For our final presentation of our own Better Big Words, we are supposed to come up with an artistic representation of some sort. Initially I was thinking of taking pictures that somehow model resilience, but then I realized that the content dog should wag the tail — my whole theory is about the potential of the people in a community to overcome change, so what better way to model it than get my classmates to do the work for me??
Hence, the activity was born. Well, kind of. I knew that I wanted to do an activity but I wasn’t exactly sure what that would look like. Someone jokingly suggested creating a disaster by flipping all the tables and chairs over, and although I laughed, inside I thought that idea wasn’t half bad! What if I could model some kind of disaster, split the class into three “scales” and somehow have one person be able to go back and forth between the groups to spread ideas. I wanted to also include the three conditions that Holling et. al mentioned, which I talked about in my previous post.
(1) The system would need to accumulate resources rather than depleting them — this makes me think of social capital. While money is inevitably in short supply, social capital can keep growing, and more people means more networks. Each person is a resource, and as humans we always keep learning and developing new skills, and therefore more social capital. (2) Destabilizing forces to maintain diversity, and stabilizing forces to maintain productivity. I would hope that community members would continue to question the norm as individuals, but various community organizations already in place would help maintain some stability/productivity. The destabilizing aspect is interesting to me, though — something that I think is missing from many utopias. (3) Novelty, dynamism, and persistence.
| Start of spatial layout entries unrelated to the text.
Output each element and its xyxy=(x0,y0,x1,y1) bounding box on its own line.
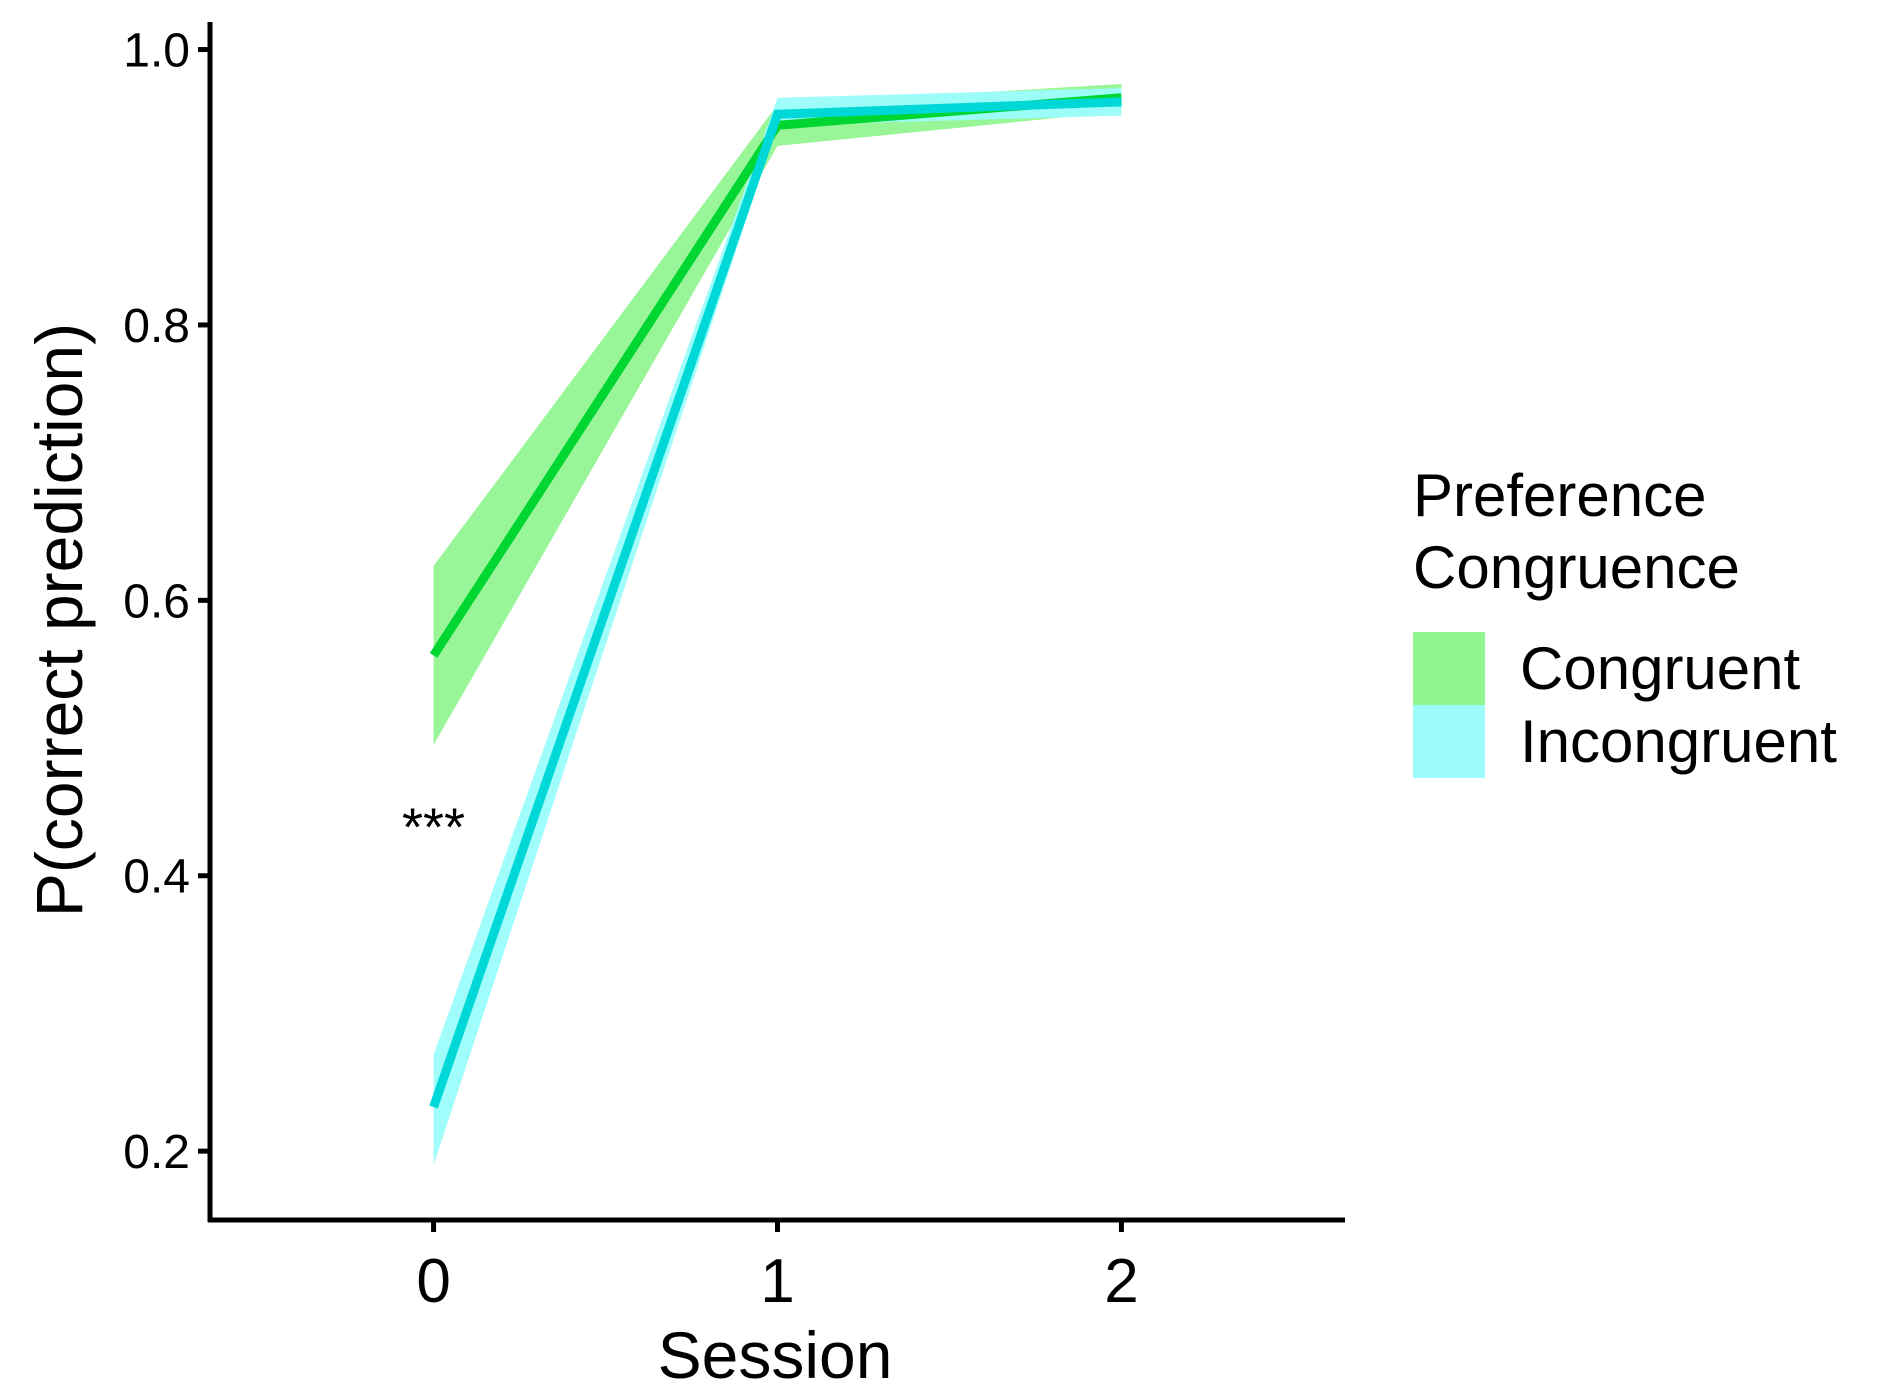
ribbon-incongruent xyxy=(433,88,1122,1165)
series-line-incongruent xyxy=(429,97,1122,1109)
axes: 0.2 0.4 0.6 0.8 1.0 0 1 2 xyxy=(123,22,1345,1316)
x-tick-label: 1 xyxy=(760,1247,794,1316)
x-tick-label: 2 xyxy=(1104,1247,1138,1316)
ribbon-congruent xyxy=(433,83,1122,745)
series-line-congruent xyxy=(429,93,1122,658)
y-tick-label: 0.8 xyxy=(123,300,190,353)
y-tick-label: 0.6 xyxy=(123,575,190,628)
legend-swatch-incongruent xyxy=(1413,705,1485,778)
legend-swatch-congruent xyxy=(1413,632,1485,705)
legend-label-congruent: Congruent xyxy=(1520,635,1801,702)
legend: Preference Congruence CongruentIncongruen… xyxy=(1413,462,1837,778)
y-axis-title: P(correct prediction) xyxy=(22,323,96,917)
significance-annotation: *** xyxy=(402,798,465,858)
x-axis-title: Session xyxy=(658,1318,893,1392)
legend-title: Preference Congruence xyxy=(1413,462,1740,601)
y-tick-label: 0.2 xyxy=(123,1126,190,1179)
x-tick-label: 0 xyxy=(416,1247,450,1316)
y-tick-label: 1.0 xyxy=(123,25,190,78)
plot-area: *** xyxy=(402,83,1122,1165)
legend-label-incongruent: Incongruent xyxy=(1520,708,1837,775)
y-tick-label: 0.4 xyxy=(123,851,190,904)
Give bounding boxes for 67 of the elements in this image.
I need to take a step back and make sure this game doesn’t get too complex. Maybe I’ll include social capital cards to use, and they can trade one card to a different scale per round. Promoting human agency will be tricky — one time I helped lead a bridge building game where resources were scarce, and teams got different resources but didn’t realize they were allowed to trade amongst themselves until one person asked if they could. That could be an interesting layer to resilience, since it’s so important but doesn’t always happen within a system.
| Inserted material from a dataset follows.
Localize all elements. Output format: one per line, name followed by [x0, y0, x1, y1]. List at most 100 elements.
Here are the qualities of having Adaptive Capacity as written by the Resilience Alliance:
- learning to live with change and uncertainty;
- nurturing diversity for resilience;
- combining different types of knowledge for learning; and
- creating opportunity for self-organization towards social-ecological sustainability.
Here’s my current idea: Split the class into three groups, two groups of 4 and one group of 3. The groups of 4 will be the large scale and small scale. They will get to see two different pictures, and will be working together as a team to draw their respective pictures. The smaller group will get more frequent, shorter views of their image while the large group will get one longer view of the image. The middle group will get an incomplete version of the images the two other groups are trying to create. Every few minutes, one “reporter” will get to convey their information to the middle team. The ultimate goal is for the middle team to have a complete picture that incorporates aspects of both of the other team’s images.
Each small group will have various forms of social capital: seeing, speaking, doing, and reporting. The Speaker will get to look at the image and then goes back to the group and describes what they saw to the Doer. The Doer’s responsibility is to draw what the Speaker describes. However, the Speaker can’t see what the Doer is drawing. The Seer gets to hear the speaker and see what the Doer is doing — the Seer can then relay questions to the Speaker, and describe what the Doer is drawing if they need clarification. The Reporter observes all this and takes notes, then after a few minutes they get to go to the middle group to give them tips.
After one round, everyone will get to debrief with each other and talk about what went well and what didn’t go well. They can talk about anything except what the image looked like. Ideally, they would talk about strategies to improve their performance next time.
As a debrief, I will talk about what this was meant to model. I’ll talk about the different scales, social capital, and human agency’s role in creating more resilient communities. Then I will explain the image they were drawing — Holling’s adaptive cycle. It’s hard to create an activity without a group of guinea pigs to try it out on! I hope it goes smoothly.